After that reality check from a friend on the other side of the Atlantic, Biden revealed more of his inner Irishness to Brooks.

And it emerged around the question of human dignity.

Biden stated to Brooks: “I think the Irish most often use the world ‘dignity’ of any other group of people. I think it’s because when you’ve been deprived of dignity you put a high, high premium on it.”

In the white ethnic hierarchies of midcentury America, “To be Irish was to be second class,” Biden recalls. “The English owned the town.”

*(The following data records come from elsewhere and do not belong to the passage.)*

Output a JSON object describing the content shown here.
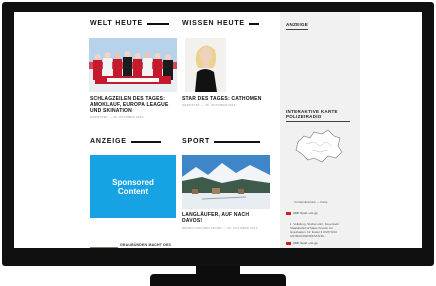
{
  "sections": {
    "welt_heute": "WELT HEUTE",
    "wissen_heute": "WISSEN HEUTE",
    "anzeige_main": "ANZEIGE",
    "sport": "SPORT"
  },
  "stories": {
    "welt": {
      "title_lines": [
        "SCHLAGZEILEN DES TAGES:",
        "AMOKLAUF, EUROPA LEAGUE",
        "UND SKINATION"
      ],
      "meta": "GEPOSTET — 25. OKTOBER 2016"
    },
    "wissen": {
      "title_lines": [
        "STAR DES TAGES: CATHOMEN"
      ],
      "meta": "GEPOSTET — 25. OKTOBER 2016"
    },
    "sport": {
      "title_lines": [
        "LANGLÄUFER, AUF NACH",
        "DAVOS!"
      ],
      "meta": "NEUES VOM DER SPORT — 25. OKTOBER 2016"
    },
    "bottom": {
      "title": "GRAUBÜNDEN MACHT DES"
    }
  },
  "sponsored": {
    "line1": "Sponsored",
    "line2": "Content"
  },
  "sidebar": {
    "anzeige": "ANZEIGE",
    "karte_title_lines": [
      "INTERAKTIVE KARTE",
      "POLIZEIRADIO"
    ],
    "karte_caption": "rtr.ch/polizeifunk — Karte",
    "orf1": "ORF Sport +Im.gp",
    "news_lines": [
      "1. Volksbug: Stoiber-Hirn; Feuerwehr",
      "Staatsbahnhof Maier Kreativ mit",
      "Grauhaiden. Dr. Ende/ 3 KMT/1010",
      "ANTRAGSWORKSTAND..."
    ],
    "orf2": "ORF Sport +Im.gp"
  },
  "colors": {
    "sponsored_bg": "#17a3e3",
    "sidebar_bg": "#f1f1f1",
    "orf_flag": "#d21d1d",
    "bezel": "#101010"
  }
}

Another piece of Biden's basic worldview, according to Brooks, comes from 20th-century Catholic social teaching. Biden said that his father loved the French Catholic philosopher Jacques Maritain, and later in the conversation mentioned that he, too, was guided by Maritain.


"Like most of the major figures of Catholic social teaching, Maritain placed great emphasis on social solidarity, the organic interdependence of people and communities. If you’re drenched in Maritain, you believe we have serious responsibilities for one another," Brooks wrote.


And that is the essence of the Irish concept of the Meitheal, a philosophy of life that Joe Biden would appear to embrace.